Gêmeo espancado por mãe e padrasto continua internado no Espírito Santo

O pai das crianças, que morava no Rio de Janeiro, largou o emprego e veio para o Espírito Santo para cuidar dos filhos. A mãe e o padrasto dos meninos foram presos

O menino permanece internado Foto: TV Vitória

A recuperação dos irmãos gêmeos de dois anos, que foram espancados pelo padrasto e pela mãe, ainda não terminou. Um dos meninos, após apanhar, foi internado em estado grave com diversas fraturas e traumatismo craniano. Um mês após o crime, ele permanece no Hospital Infantil em Vitória. A outra criança, que teve um dos braços quebrado, se recupera em casa.
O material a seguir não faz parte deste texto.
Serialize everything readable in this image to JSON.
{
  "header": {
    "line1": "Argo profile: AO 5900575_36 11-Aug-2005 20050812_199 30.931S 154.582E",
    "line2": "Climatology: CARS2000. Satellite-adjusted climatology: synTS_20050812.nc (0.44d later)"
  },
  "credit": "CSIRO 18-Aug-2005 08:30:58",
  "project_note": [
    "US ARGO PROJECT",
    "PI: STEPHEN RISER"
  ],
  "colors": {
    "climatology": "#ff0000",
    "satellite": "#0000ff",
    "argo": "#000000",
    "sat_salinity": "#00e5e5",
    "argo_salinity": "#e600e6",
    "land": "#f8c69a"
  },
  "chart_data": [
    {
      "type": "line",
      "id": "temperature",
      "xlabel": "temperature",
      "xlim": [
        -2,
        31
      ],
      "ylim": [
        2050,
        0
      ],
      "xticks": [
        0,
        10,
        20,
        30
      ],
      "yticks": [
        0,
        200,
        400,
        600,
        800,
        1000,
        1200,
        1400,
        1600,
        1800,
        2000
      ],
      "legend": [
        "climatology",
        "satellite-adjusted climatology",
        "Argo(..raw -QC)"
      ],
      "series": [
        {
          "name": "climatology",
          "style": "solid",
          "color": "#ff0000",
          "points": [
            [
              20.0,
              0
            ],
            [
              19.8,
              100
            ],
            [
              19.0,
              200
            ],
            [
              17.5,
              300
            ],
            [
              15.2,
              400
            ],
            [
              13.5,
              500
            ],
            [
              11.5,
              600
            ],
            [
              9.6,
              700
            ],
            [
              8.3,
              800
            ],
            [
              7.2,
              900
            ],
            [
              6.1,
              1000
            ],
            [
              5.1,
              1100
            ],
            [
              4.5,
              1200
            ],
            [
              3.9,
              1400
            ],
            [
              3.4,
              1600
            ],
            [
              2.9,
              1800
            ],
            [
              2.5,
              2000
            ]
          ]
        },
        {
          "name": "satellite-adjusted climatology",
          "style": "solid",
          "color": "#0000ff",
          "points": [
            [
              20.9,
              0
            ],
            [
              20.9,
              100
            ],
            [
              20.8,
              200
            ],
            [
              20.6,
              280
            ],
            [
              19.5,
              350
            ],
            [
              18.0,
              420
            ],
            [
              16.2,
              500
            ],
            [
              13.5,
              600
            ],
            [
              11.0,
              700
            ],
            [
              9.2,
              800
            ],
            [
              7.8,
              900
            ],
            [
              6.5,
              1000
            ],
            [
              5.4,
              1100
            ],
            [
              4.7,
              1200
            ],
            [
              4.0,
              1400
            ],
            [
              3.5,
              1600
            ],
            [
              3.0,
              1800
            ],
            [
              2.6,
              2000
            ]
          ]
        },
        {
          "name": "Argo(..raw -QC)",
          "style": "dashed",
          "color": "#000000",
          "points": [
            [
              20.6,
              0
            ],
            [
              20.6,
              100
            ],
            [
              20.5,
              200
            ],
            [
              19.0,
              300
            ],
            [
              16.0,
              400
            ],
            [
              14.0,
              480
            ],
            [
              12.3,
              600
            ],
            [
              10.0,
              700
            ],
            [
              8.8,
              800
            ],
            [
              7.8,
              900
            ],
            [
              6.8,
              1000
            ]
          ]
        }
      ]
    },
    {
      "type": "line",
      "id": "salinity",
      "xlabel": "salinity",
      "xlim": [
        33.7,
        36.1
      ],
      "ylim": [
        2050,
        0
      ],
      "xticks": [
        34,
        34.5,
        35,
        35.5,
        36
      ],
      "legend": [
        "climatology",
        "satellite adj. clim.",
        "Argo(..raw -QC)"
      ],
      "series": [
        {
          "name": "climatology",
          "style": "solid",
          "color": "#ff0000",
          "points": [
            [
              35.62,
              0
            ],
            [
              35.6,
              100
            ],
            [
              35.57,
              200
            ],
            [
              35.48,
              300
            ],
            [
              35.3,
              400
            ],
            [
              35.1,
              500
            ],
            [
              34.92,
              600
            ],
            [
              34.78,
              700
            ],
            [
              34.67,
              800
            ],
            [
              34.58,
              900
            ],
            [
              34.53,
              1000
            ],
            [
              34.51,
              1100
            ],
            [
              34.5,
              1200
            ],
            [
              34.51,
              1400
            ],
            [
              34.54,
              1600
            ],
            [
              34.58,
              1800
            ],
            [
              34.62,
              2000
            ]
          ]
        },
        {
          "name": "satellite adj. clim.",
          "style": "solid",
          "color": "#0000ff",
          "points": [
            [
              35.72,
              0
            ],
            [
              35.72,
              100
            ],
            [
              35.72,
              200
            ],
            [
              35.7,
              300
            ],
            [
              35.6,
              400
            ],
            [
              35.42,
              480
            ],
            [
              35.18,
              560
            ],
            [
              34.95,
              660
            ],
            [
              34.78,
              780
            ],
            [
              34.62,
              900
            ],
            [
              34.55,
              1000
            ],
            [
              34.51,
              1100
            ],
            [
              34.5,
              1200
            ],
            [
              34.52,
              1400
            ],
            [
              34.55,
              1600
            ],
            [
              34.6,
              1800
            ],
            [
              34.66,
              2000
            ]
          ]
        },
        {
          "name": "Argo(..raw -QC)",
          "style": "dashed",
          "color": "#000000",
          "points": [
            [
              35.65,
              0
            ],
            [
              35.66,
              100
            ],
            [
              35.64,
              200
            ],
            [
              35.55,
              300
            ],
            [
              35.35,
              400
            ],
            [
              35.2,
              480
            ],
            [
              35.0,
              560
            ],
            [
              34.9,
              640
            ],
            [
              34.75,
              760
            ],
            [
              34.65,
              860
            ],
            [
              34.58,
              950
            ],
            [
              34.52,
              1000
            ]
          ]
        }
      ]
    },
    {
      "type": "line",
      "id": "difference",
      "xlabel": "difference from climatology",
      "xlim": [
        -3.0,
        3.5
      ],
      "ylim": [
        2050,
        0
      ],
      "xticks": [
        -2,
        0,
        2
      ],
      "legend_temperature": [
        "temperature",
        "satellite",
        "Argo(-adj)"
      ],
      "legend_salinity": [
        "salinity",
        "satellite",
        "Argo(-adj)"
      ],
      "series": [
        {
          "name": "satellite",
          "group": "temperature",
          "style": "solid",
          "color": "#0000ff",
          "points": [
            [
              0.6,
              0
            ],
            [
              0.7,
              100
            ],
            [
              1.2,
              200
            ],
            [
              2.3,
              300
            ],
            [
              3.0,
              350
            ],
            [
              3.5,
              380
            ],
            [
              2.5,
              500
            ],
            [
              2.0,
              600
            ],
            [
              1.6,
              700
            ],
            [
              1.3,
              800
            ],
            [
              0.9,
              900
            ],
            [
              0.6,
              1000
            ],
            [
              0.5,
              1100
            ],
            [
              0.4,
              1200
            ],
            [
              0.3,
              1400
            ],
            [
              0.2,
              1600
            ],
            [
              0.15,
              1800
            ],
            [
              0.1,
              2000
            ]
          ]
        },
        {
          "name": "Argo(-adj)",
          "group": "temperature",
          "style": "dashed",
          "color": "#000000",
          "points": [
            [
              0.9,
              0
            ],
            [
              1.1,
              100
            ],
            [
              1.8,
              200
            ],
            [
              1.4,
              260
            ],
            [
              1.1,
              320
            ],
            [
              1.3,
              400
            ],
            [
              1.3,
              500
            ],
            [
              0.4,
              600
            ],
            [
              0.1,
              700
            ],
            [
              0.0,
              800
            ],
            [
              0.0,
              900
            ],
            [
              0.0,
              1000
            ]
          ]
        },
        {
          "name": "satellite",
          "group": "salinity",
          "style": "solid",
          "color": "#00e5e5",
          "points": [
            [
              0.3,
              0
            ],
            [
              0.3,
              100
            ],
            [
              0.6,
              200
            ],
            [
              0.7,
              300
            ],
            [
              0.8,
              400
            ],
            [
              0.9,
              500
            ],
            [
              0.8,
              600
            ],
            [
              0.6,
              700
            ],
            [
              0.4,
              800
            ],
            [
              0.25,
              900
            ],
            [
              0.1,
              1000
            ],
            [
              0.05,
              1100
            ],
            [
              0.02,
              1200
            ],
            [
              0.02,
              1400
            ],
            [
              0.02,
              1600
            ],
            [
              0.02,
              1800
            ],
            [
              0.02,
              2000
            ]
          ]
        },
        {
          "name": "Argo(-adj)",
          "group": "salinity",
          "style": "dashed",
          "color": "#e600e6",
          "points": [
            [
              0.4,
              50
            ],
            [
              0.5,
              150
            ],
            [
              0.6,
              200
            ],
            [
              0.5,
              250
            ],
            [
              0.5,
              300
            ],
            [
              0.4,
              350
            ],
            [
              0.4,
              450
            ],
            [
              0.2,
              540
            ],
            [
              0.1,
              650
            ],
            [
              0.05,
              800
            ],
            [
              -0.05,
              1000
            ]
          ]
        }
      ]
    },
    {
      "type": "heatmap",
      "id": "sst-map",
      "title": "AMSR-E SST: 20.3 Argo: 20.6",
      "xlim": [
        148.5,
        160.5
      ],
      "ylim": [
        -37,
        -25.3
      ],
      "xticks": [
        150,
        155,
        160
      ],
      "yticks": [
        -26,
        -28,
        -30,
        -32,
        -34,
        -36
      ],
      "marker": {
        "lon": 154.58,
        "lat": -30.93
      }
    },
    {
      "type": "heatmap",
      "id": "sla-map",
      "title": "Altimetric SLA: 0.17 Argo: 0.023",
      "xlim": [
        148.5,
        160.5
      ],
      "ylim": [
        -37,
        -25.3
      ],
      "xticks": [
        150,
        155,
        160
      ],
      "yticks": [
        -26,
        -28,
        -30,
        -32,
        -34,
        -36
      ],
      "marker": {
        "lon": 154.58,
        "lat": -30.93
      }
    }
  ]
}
Por conta das agressões, o pai das crianças, que morava no Rio de Janeiro, largou o emprego e veio para o Espírito Santo para cuidar dos filhos. A mãe e o padrasto dos meninos foram presos e o pai das vítimas espera por justiça. “Eu fico com eles direto. Eu converso com ele, só que ele ainda não responde”, contou o pai sobre o filho que ainda está internado.

No início do mês passado, a Delegacia de Proteção à Criança e ao Adolescente (DPCA) recebeu uma denúncia de que os irmãos gêmeos estariam sendo maltratados pela mãe e pelo padrasto, depois que uma das crianças deu entrada no hospital. Segundo a mãe, ela teria caído da escada. Mas após a realização de exames, ficou comprovado de que as lesões não foram provocadas por uma queda. 

A criança que teve o braço quebrado está em casa Foto: TV Vitória

Durante o atendimento, médicos descobriram que o irmão da criança também estava com braço quebrado. Sem saber o que poderia acontecer, o pai se arrepende de ter ido para o Rio de Janeiro. “A minha vontade sempre foi de tomar as crianças dela, mas não tem condições de fazer o que queremos. Como as minhas condições não eram boas, eu não tinha como ganhar na Justiça”, afirmou. 

De acordo com ele, o estado de saúde do menino de dois anos permanece estável, porém ainda crítico, e não há previsão para que ele receba alta, já que a evolução acontece de maneira lenta. Agora a única esperança do pai é de ver o filho bem e voltar a sorrir. “Meu sonho é poder o ver bem, correndo, sendo uma criança normal como ele era”, destacou.